The Mormon Bible therefore functions as a secondary witness to the same transoceanic expansion described in other textual traditions. Rather than representing ancient Israelite migration in 600 BC, it is interpreted as a re-narrated version of late medieval imperial movements into the Western Hemisphere.
Final Word
In closing, it is important to speak plainly about the nature of this work.
What has been presented in these pages is a coherent reconstruction of world history based on an alternative chronological model. It challenges the conventional Scaligerian framework that has shaped education, national identity, and cultural memory for centuries. For many readers, such a reinterpretation will not merely feel unfamiliar — it may feel destabilizing.
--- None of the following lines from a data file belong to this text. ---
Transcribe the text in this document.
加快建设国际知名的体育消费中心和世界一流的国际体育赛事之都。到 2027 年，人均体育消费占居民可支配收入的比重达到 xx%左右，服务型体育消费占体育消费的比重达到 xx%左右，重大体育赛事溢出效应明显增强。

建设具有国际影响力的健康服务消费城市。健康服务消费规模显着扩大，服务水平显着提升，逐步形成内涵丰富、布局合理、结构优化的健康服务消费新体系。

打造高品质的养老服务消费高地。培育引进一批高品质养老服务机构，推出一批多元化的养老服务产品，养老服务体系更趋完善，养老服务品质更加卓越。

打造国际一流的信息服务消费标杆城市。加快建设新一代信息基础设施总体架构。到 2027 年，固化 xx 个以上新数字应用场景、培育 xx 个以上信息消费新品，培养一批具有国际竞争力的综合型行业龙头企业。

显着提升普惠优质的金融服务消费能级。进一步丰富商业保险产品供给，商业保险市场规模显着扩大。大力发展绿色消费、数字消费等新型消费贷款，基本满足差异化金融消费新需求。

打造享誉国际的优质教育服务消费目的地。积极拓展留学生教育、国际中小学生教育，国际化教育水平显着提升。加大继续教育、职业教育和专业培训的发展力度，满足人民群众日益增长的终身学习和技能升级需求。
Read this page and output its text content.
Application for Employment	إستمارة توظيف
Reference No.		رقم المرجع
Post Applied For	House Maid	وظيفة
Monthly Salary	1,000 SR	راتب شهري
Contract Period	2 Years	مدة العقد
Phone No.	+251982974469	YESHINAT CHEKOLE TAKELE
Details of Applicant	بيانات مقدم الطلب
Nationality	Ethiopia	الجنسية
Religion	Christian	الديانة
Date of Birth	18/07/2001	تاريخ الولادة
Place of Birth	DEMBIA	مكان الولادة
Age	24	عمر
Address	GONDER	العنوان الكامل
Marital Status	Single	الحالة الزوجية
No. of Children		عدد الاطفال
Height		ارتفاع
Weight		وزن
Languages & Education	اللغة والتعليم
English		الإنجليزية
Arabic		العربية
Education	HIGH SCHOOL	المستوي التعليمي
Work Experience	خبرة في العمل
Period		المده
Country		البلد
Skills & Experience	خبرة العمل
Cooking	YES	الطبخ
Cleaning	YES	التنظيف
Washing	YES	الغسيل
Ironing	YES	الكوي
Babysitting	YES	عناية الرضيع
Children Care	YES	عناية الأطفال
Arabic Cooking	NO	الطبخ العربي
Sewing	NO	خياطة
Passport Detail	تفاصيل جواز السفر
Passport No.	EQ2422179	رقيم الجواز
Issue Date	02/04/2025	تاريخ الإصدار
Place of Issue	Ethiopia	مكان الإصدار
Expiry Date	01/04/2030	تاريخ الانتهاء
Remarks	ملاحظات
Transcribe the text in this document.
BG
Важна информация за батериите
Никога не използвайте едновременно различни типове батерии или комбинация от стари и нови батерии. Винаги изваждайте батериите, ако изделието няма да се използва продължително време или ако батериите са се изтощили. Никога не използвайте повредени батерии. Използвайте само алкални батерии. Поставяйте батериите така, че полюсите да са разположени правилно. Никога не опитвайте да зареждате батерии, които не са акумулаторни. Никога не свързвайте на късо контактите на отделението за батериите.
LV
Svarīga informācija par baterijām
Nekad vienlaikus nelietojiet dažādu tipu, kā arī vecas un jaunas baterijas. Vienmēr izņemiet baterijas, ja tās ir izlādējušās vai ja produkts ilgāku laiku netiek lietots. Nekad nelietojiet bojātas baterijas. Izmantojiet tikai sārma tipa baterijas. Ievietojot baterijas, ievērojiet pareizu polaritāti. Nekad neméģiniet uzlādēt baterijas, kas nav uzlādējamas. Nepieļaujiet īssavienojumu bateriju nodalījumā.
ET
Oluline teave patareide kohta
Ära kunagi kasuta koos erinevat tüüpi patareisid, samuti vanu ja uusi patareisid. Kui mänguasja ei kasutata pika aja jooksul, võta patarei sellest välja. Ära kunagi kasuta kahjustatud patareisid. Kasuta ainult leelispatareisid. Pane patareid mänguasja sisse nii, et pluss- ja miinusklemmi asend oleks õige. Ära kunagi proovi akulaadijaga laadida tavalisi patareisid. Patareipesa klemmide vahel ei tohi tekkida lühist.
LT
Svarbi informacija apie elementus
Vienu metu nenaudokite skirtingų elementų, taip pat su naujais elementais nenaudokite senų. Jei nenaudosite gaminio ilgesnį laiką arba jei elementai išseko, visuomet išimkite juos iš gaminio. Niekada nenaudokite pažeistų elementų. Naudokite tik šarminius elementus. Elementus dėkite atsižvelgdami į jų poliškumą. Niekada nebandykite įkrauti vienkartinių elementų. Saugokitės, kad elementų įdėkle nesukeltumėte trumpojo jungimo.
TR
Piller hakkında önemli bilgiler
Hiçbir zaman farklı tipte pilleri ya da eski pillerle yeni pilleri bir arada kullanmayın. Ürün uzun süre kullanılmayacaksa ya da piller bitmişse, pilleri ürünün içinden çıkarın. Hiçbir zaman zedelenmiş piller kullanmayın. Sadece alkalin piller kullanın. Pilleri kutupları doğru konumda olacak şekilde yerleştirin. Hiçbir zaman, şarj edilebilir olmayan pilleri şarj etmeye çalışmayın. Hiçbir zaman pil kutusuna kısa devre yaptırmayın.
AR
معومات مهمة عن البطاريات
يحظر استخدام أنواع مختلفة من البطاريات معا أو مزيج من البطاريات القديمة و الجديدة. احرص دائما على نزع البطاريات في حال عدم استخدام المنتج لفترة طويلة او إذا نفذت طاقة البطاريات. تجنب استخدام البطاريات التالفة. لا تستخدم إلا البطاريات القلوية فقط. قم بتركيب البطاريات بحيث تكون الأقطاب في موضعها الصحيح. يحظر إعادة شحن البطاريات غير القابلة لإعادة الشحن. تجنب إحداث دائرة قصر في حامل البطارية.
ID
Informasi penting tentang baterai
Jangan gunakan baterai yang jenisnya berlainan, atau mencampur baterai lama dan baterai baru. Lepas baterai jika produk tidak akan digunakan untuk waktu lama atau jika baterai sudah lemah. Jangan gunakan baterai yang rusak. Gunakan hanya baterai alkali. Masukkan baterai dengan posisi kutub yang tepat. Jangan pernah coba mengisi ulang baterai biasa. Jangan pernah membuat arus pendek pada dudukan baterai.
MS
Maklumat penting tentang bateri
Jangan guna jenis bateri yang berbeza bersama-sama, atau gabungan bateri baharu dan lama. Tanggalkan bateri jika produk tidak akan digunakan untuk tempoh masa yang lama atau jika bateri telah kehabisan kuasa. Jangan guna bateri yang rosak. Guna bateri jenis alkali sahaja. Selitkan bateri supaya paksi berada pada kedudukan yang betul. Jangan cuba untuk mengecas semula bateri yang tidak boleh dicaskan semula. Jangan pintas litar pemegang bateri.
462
Generations have grown up identifying themselves with an “ancient” lineage: ancient Rome, ancient Greece, ancient Israel, ancient kingdoms stretching back thousands of years. These narratives are deeply interwoven with national pride, religious tradition, and personal identity. To question the chronological depth of these pasts is not a small intellectual adjustment; it can feel like the removal of historical foundation itself.
It is therefore understandable that many would resist such a reconstruction instinctively. When a person has learned since childhood that their civilization stands upon millennia of continuous antiquity, the suggestion that large parts of that timeline may be compressed, duplicated, or reassigned can seem implausible or even threatening. Cultural memory becomes a cherished inheritance — and any reinterpretation may appear to endanger it.
Yet throughout history, major revisions of worldview have always encountered resistance. The shift from geocentrism to heliocentrism, from mythic cosmology to astronomy, from static continents to plate tectonics — each transformation initially met disbelief. Intellectual discomfort alone does not determine truth.
This reconstruction does not seek to insult nations, religions, or peoples. It does not deny cultural achievements. Rather, it proposes that much of what has been labeled “ancient” may in fact belong to a more recent and unified medieval epoch, later expanded through chronological recalculation. In this view, humanity’s past is not diminished but reorganized. The achievements remain — only their placement in time changes.
Whether one ultimately accepts or rejects this model, it demands examination rather than dismissal. It invites readers to compare chronologies, re-evaluate parallels, reconsider maps, architecture, dynastic sequences, and symbolic systems. It asks that history be approached as an analytical discipline rather than an inherited narrative.
For some, the traditional timeline will remain convincing. For others, the reconstruction will appear more consistent with the patterns presented. Each reader must weigh the evidence and decide.
What can be said with certainty is that historical inquiry is never static. Narratives evolve as new methods and comparisons are applied. The past is not harmed by scrutiny; it is clarified by it.
If this reconstruction is correct, then the world’s history is not a fragmented mosaic of isolated antiquities, but the story of a once-unified civilization whose memory was later rearranged. If it is not, then the questions raised here still serve a purpose: they sharpen critical thinking and remind us that chronology itself is a constructed framework, not an untouchable dogma.
In either case, history remains a living field of inquiry — and its truth, whatever its final form, is worth pursuing with courage and intellectual honesty.